Candles light up Green for Kosovo

Members of the Dartmouth Kosovo Refugee Fund lit the Green with hundreds of candles last night in an effort to raise awareness about the conflict in Yugoslavia, and to show support for Kosovar refugees.

Student members lined the candles, purchased partly with the funds raised from the Candles for Kosovo project, along the paths running across the Green at 8 p.m. last night as other students passed by.

"I feel that to an extent it's almost like a responsibility," Becky Lee '01, one of the founders of the Dartmouth Kosovo Refugee Fund, said. "I'm doing this because if I were in the situation of the Kosovar refugees, I'd hope that someone would do something like this for me."

Throughout the past week, the Candles for Kosovo project, sponsored by the Dartmouth Kosovo Refugee Fund, garnered more than $2,500 from students, faculty members and community residents during mealtimes at Thayer Dining Hall and the Collis Center.

The minimum contribution was $2, and at least 1,000 people contributed to the fund.

The money raised from this fund will be sent to the Kosovar refugees through the United Nations High Commission on Refugees, Lee said.

"They will be using it to supply food, medicine, shelter and anything else the refugees need," Lee said.

Jesse Cook-Dubin '01 came up with the idea of Candles for Kosovo.

He said when he was first contacted via BlitzMail by Student Assembly President Josh Green '00 about Kosovo, he searched the Internet for information on what was happening.
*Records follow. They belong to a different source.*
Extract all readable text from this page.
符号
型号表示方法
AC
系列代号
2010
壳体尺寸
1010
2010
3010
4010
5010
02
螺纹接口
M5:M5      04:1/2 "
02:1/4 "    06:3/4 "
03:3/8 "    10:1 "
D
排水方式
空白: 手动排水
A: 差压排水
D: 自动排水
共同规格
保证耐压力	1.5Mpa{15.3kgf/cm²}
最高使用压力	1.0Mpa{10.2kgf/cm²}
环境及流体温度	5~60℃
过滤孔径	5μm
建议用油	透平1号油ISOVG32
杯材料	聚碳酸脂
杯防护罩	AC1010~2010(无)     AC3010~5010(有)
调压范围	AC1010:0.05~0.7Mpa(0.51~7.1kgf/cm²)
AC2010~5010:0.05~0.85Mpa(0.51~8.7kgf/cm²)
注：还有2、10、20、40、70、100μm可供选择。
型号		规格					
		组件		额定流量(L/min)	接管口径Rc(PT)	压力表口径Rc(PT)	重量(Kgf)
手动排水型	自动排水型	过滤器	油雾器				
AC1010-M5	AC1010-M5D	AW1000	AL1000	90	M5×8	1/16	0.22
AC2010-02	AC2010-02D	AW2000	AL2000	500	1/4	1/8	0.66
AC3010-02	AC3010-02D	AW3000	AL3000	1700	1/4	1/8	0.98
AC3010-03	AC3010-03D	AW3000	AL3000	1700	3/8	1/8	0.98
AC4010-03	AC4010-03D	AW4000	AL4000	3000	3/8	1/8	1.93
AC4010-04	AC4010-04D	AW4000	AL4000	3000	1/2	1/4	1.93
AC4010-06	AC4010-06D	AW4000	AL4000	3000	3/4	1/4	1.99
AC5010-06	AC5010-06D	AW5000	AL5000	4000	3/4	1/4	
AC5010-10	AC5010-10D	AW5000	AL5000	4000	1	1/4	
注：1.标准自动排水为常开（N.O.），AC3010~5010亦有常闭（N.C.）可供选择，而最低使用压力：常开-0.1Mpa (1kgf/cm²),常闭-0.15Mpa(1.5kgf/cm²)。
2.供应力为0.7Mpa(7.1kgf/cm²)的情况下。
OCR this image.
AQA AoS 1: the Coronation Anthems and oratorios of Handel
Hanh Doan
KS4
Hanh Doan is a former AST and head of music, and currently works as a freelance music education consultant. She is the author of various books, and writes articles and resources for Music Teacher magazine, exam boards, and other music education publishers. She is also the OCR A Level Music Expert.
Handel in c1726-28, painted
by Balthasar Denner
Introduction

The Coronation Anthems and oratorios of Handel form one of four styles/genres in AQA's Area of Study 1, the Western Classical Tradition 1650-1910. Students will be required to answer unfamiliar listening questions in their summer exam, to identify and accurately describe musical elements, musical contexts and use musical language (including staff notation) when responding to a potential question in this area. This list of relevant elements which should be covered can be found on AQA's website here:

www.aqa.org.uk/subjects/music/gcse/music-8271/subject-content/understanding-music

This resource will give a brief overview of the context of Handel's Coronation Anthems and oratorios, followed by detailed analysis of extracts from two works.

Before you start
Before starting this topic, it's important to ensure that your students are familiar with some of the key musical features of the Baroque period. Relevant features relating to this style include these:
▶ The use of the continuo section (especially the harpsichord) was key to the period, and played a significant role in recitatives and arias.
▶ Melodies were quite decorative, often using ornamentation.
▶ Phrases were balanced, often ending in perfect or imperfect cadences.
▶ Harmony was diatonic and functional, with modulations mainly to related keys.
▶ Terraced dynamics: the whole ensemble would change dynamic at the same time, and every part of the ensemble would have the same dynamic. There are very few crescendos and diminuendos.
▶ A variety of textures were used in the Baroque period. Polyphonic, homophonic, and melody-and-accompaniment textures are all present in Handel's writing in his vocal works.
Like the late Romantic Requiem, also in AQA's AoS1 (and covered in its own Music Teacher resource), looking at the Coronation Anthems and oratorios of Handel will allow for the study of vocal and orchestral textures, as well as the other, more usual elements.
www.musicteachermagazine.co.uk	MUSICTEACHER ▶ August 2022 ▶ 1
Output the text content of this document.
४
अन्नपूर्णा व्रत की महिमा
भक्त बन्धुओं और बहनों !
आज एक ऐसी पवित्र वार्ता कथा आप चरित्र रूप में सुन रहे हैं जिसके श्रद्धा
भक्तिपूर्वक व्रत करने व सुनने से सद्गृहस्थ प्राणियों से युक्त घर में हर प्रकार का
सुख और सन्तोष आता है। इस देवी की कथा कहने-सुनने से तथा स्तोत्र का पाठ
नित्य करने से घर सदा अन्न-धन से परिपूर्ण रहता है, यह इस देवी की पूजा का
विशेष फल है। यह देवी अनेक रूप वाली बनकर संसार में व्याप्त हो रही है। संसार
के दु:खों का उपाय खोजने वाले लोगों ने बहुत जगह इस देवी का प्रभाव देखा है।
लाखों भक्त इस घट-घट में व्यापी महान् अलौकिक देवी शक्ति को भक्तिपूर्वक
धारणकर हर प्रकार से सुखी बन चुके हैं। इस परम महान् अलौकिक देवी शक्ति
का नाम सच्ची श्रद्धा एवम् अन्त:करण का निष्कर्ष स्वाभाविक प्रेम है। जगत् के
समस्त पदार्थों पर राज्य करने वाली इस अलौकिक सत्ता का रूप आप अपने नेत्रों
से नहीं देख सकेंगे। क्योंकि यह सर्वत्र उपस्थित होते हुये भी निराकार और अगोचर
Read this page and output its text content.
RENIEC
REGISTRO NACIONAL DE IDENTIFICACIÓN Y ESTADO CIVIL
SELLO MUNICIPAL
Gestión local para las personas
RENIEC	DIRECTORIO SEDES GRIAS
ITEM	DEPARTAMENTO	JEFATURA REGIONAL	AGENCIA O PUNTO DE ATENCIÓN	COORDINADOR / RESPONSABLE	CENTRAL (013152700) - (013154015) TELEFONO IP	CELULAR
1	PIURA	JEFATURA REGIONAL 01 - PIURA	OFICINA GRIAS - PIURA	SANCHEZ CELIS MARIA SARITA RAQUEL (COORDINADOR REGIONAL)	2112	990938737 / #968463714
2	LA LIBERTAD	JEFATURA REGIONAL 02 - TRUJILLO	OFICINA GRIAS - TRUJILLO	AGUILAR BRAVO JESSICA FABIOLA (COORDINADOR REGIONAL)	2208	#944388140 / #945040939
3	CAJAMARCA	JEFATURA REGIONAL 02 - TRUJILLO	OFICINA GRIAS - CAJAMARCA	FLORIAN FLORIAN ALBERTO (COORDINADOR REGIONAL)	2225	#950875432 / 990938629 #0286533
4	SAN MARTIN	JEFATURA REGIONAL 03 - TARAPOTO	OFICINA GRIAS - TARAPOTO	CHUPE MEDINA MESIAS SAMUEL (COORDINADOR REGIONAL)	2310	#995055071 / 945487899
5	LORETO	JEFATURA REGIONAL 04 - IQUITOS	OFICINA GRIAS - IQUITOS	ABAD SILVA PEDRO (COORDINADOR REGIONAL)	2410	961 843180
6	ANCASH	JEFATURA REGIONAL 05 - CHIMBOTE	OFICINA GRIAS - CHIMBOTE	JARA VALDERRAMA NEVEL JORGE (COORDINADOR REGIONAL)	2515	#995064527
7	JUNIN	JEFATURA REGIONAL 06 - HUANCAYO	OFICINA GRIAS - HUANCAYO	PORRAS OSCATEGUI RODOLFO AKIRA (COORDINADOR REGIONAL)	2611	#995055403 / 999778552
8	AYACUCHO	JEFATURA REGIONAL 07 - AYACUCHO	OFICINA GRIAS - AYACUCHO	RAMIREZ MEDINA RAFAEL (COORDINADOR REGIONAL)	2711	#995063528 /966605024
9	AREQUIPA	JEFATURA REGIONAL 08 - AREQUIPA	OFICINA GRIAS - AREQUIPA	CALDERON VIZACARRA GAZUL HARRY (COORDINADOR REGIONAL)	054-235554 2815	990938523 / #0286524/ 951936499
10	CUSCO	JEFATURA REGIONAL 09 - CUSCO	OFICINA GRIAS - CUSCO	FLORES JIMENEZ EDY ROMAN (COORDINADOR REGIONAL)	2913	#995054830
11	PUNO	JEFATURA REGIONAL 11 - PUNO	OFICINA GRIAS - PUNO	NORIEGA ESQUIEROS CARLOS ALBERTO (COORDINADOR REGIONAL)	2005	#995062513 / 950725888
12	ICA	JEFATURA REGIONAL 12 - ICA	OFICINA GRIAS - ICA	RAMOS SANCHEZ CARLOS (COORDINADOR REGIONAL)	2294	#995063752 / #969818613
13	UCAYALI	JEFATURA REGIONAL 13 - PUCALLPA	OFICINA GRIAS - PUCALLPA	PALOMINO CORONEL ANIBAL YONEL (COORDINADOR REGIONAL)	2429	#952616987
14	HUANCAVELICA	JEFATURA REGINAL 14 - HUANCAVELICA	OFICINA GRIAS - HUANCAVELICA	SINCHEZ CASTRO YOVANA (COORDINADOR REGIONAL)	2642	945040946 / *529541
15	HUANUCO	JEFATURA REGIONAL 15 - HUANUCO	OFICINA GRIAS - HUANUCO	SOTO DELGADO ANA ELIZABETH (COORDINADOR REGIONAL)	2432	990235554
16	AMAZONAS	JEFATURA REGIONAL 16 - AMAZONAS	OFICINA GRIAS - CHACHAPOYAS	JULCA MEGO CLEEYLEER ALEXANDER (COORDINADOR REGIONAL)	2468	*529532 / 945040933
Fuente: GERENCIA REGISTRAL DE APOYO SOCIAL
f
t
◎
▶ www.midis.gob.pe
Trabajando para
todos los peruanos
"What I found were a bunch of websites," he said. "I started to look at the pictures. The pictures I saw were of people being herded on and off trains, people in tatters."

He said the pictures were reminiscent of ones he had seen of the Holocaust.

"As someone who has said 'we will never forget what happened in the Holocaust,' I could not stand by without at least trying to do something for these people, even if that only meant raising awareness," he said.

The Dartmouth Refugee Fund contacted other universities that had planned similar events, which were also held last night.

Yale University held "Candles for Kosovo" and Princeton University sponsored a political statement that featured flashlights called "Yugoslavia: Bridges to Understanding."

Dartmouth's Candles For Kosovo, however, is not a political statement, Lee said.

"We're trying to help people who need our help," she said.

She said she hopes that the event itself and student discussions resulting from it will raise awareness and support for the situation in Kosovo.